Prolonged use of antibiotics play a major role in the development of candidiasis. Antibiotics eradicate bad bacteria that cause certain diseases and infections. However, they also destroy the good bacteria that keep the candida in your body under control. Prolonged use of strong doses of antibiotics can lead to an imbalance in your gut flora, allowing bad bacteria and yeast to overgrow.

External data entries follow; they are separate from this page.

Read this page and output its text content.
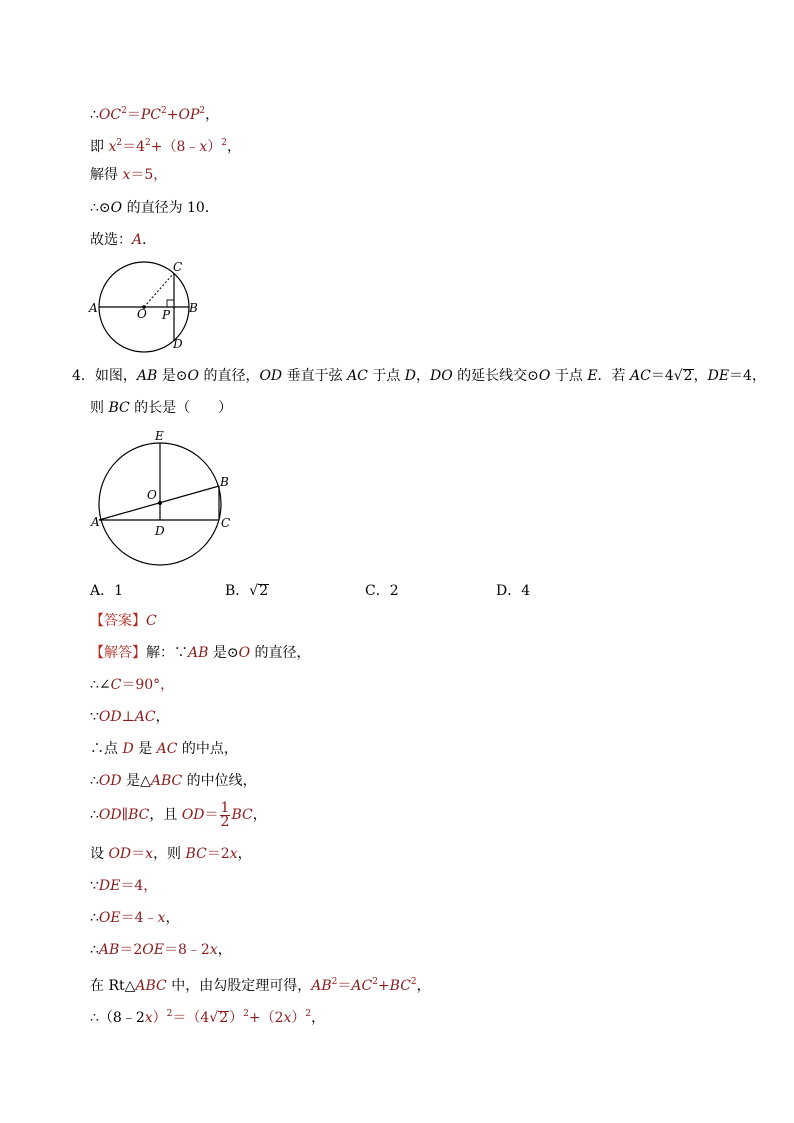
$\therefore OC^2=PC^2+OP^2$，
即 $x^2=4^2+(8﹣x)^2$，
解得 x＝5，
∴⊙O 的直径为 10．
故选：A．
A	O P B
C
D
4．如图，AB 是⊙O 的直径，OD 垂直于弦 AC 于点 D，DO 的延长线交⊙O 于点 E．若 AC＝4√2，DE＝4，
则 BC 的长是（　　）
E
O
B
A
D
C
A．1	B．√2	C．2	D．4
【答案】C
【解答】解：∵AB 是⊙O 的直径，
∴∠C＝90°，
∵OD⊥AC，
∴点 D 是 AC 的中点，
∴OD 是△ABC 的中位线，
∴OD∥BC，且 $OD= \frac{1}{2}$ BC，
设 OD＝x，则 BC＝2x，
∵DE＝4，
∴OE＝4﹣x，
∴AB＝2OE＝8﹣2x，
在 Rt△ABC 中，由勾股定理可得，$AB^2=AC^2+BC^2$，
$\therefore(8﹣2x)^2=(4√2)^2+(2x)^2$，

If your digestion is inefficient, if you aren’t properly eliminating body wastes, or if your pH is too acidic, candida can spread into your bloodstream and deposit in other tissues and mucous membranes, like in your throat (also known as thrush), in your nasal passages, and in your gut. You may then become distended, constipated; allergies may begin to form, psoriasis/eczema may flare, skin rashes and adult asthma symptoms may occur. What would once be considered normally benign yeast has literally morphed into an aggressive, destructive, fungal pathogen that can cause a variety of health problems from head to toe; often perplexing traditional doctors.

So what’s the best sugar you can eat?

Really, none. Avoid processed fruit juices and eat whole fruit: have a handful of berries, an apricot, guava, or kiwi, which are low in fructose. If you must add something to your food or drink, use the least processed that you can get and use sparingly. Otherwise, your healthiest bet is to drink pure spring or filtered water.


Remember: this post is for informational purposes only and may not be the best fit for you and your personal situation. It shall not be construed as medical advice. The information and education provided here is not intended or implied to supplement or replace professional medical treatment, advice, and/or diagnosis. Always check with your own physician or medical professional before trying or implementing any information read here.